下午两点五十分,周瑾坐在监控室里,看着屏幕上201室的实时画面。
易学习坐在床边,低着头,双手紧握。从上午九点多被带到这里,已经过去了近六个小时。这六个小时里,没人提审,没人问话,只有一名战士每小时送一次水,每次都是沉默地放下杯子就离开。
这种无声的等待,对心理的折磨往往是最大的。
易学习的头发有些凌乱,早上精心梳理的发型早就散了。
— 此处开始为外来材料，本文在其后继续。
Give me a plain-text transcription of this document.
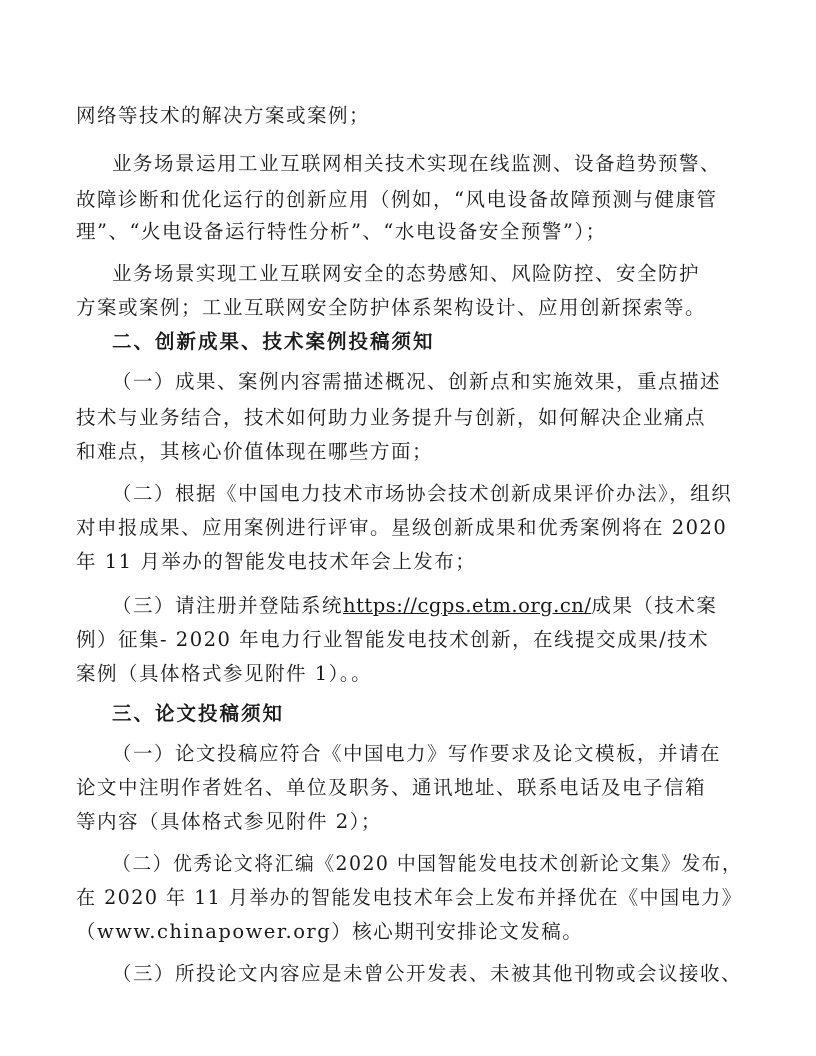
网络等技术的解决方案或案例；
业务场景运用工业互联网相关技术实现在线监测、设备趋势预警、
故障诊断和优化运行的创新应用（例如，“风电设备故障预测与健康管
理”、“火电设备运行特性分析”、“水电设备安全预警”）；
业务场景实现工业互联网安全的态势感知、风险防控、安全防护
方案或案例；工业互联网安全防护体系架构设计、应用创新探索等。
二、创新成果、技术案例投稿须知
（一）成果、案例内容需描述概况、创新点和实施效果，重点描述
技术与业务结合，技术如何助力业务提升与创新，如何解决企业痛点
和难点，其核心价值体现在哪些方面；
（二）根据《中国电力技术市场协会技术创新成果评价办法》，组织
对申报成果、应用案例进行评审。星级创新成果和优秀案例将在 2020
年 11 月举办的智能发电技术年会上发布；
（三）请注册并登陆系统https://cgps.etm.org.cn/成果（技术案
例）征集- 2020 年电力行业智能发电技术创新，在线提交成果/技术
案例（具体格式参见附件 1）。。
三、论文投稿须知
（一）论文投稿应符合《中国电力》写作要求及论文模板，并请在
论文中注明作者姓名、单位及职务、通讯地址、联系电话及电子信箱
等内容（具体格式参见附件 2）；
（二）优秀论文将汇编《2020 中国智能发电技术创新论文集》发布，
在 2020 年 11 月举办的智能发电技术年会上发布并择优在《中国电力》
（www.chinapower.org）核心期刊安排论文发稿。
（三）所投论文内容应是未曾公开发表、未被其他刊物或会议接收、
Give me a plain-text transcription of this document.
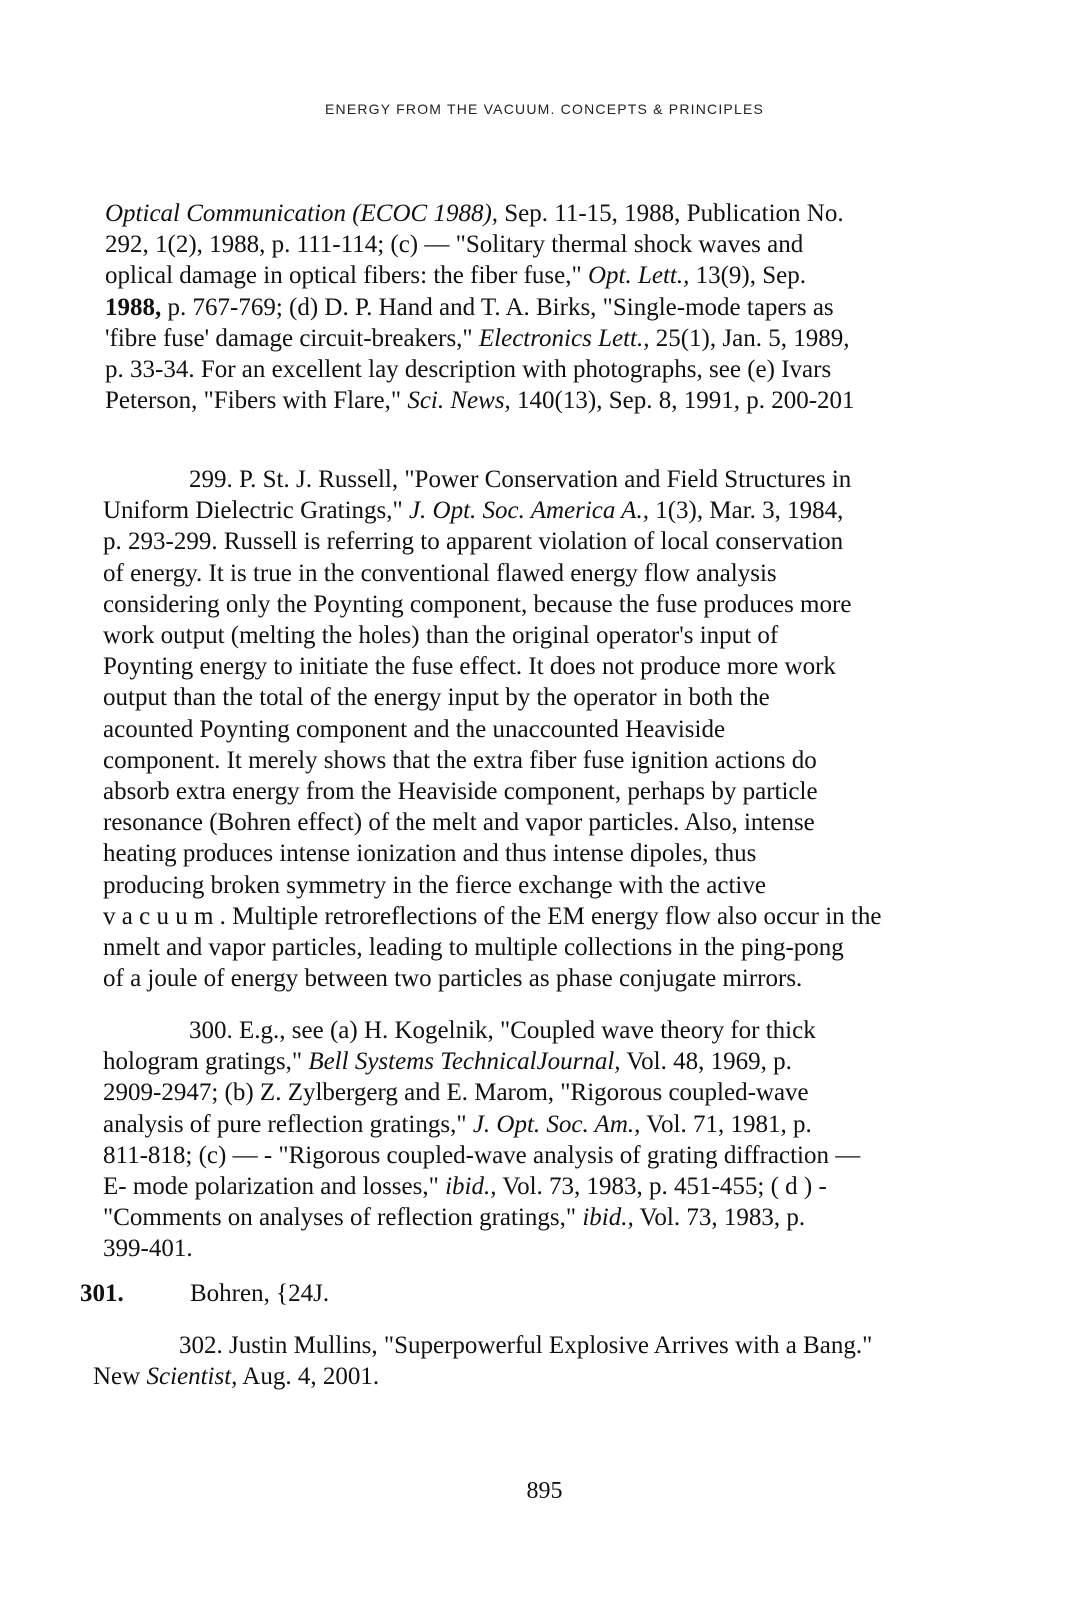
ENERGY FROM THE VACUUM. CONCEPTS & PRINCIPLES
Optical Communication (ECOC 1988), Sep. 11-15, 1988, Publication No.
292, 1(2), 1988, p. 111-114; (c) — "Solitary thermal shock waves and
oplical damage in optical fibers: the fiber fuse," Opt. Lett., 13(9), Sep.
1988, p. 767-769; (d) D. P. Hand and T. A. Birks, "Single-mode tapers as
'fibre fuse' damage circuit-breakers," Electronics Lett., 25(1), Jan. 5, 1989,
p. 33-34. For an excellent lay description with photographs, see (e) Ivars
Peterson, "Fibers with Flare," Sci. News, 140(13), Sep. 8, 1991, p. 200-201
299. P. St. J. Russell, "Power Conservation and Field Structures in
Uniform Dielectric Gratings," J. Opt. Soc. America A., 1(3), Mar. 3, 1984,
p. 293-299. Russell is referring to apparent violation of local conservation
of energy. It is true in the conventional flawed energy flow analysis
considering only the Poynting component, because the fuse produces more
work output (melting the holes) than the original operator's input of
Poynting energy to initiate the fuse effect. It does not produce more work
output than the total of the energy input by the operator in both the
acounted Poynting component and the unaccounted Heaviside
component. It merely shows that the extra fiber fuse ignition actions do
absorb extra energy from the Heaviside component, perhaps by particle
resonance (Bohren effect) of the melt and vapor particles. Also, intense
heating produces intense ionization and thus intense dipoles, thus
producing broken symmetry in the fierce exchange with the active
v a c u u m . Multiple retroreflections of the EM energy flow also occur in the
nmelt and vapor particles, leading to multiple collections in the ping-pong
of a joule of energy between two particles as phase conjugate mirrors.
300. E.g., see (a) H. Kogelnik, "Coupled wave theory for thick
hologram gratings," Bell Systems TechnicalJournal, Vol. 48, 1969, p.
2909-2947; (b) Z. Zylbergerg and E. Marom, "Rigorous coupled-wave
analysis of pure reflection gratings," J. Opt. Soc. Am., Vol. 71, 1981, p.
811-818; (c) — - "Rigorous coupled-wave analysis of grating diffraction —
E- mode polarization and losses," ibid., Vol. 73, 1983, p. 451-455; ( d ) -
"Comments on analyses of reflection gratings," ibid., Vol. 73, 1983, p.
399-401.
301.	Bohren, {24J.
302. Justin Mullins, "Superpowerful Explosive Arrives with a Bang."
New Scientist, Aug. 4, 2001.
895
他的夹克外套脱了搭在椅子上,只穿着衬衫,领口的第一颗扣子不知何时被他自己扯开了。
他时而站起来在房间里踱步,时而坐下抱头苦思,时而又望向窗外——尽管窗外只有军营的围墙和岗哨。
煎熬,写在脸上。
“时间差不多了。”周瑾看了看表,对旁边的陈红军说,“让老张他们准备进场。”
“是。”
三点整,201室的门被打开。
老张、老王、刘建国三人走进房间。易学习猛地从床上站起来,眼神复杂地看着他们——有紧张,有期待,甚至还有一丝如释重负。
终于来了,总比无穷无尽地等待要好。
“易学习同志,请坐。”老张指了指椅子,语气平淡。
四人落座。房间里除了四把椅子,一张小桌,再无他物。墙角的摄像头红灯微弱闪烁。
“易学习,知道为什么把你带到这里吗?”老王开门见山。
易学习舔了舔干裂的嘴唇,声音沙哑:“我不知道。我是清白的,我是经过严格审查……”
“这些话就不用重复了。”老张打断他,“我们只相信证据。现在,请你如实回答几个问题。”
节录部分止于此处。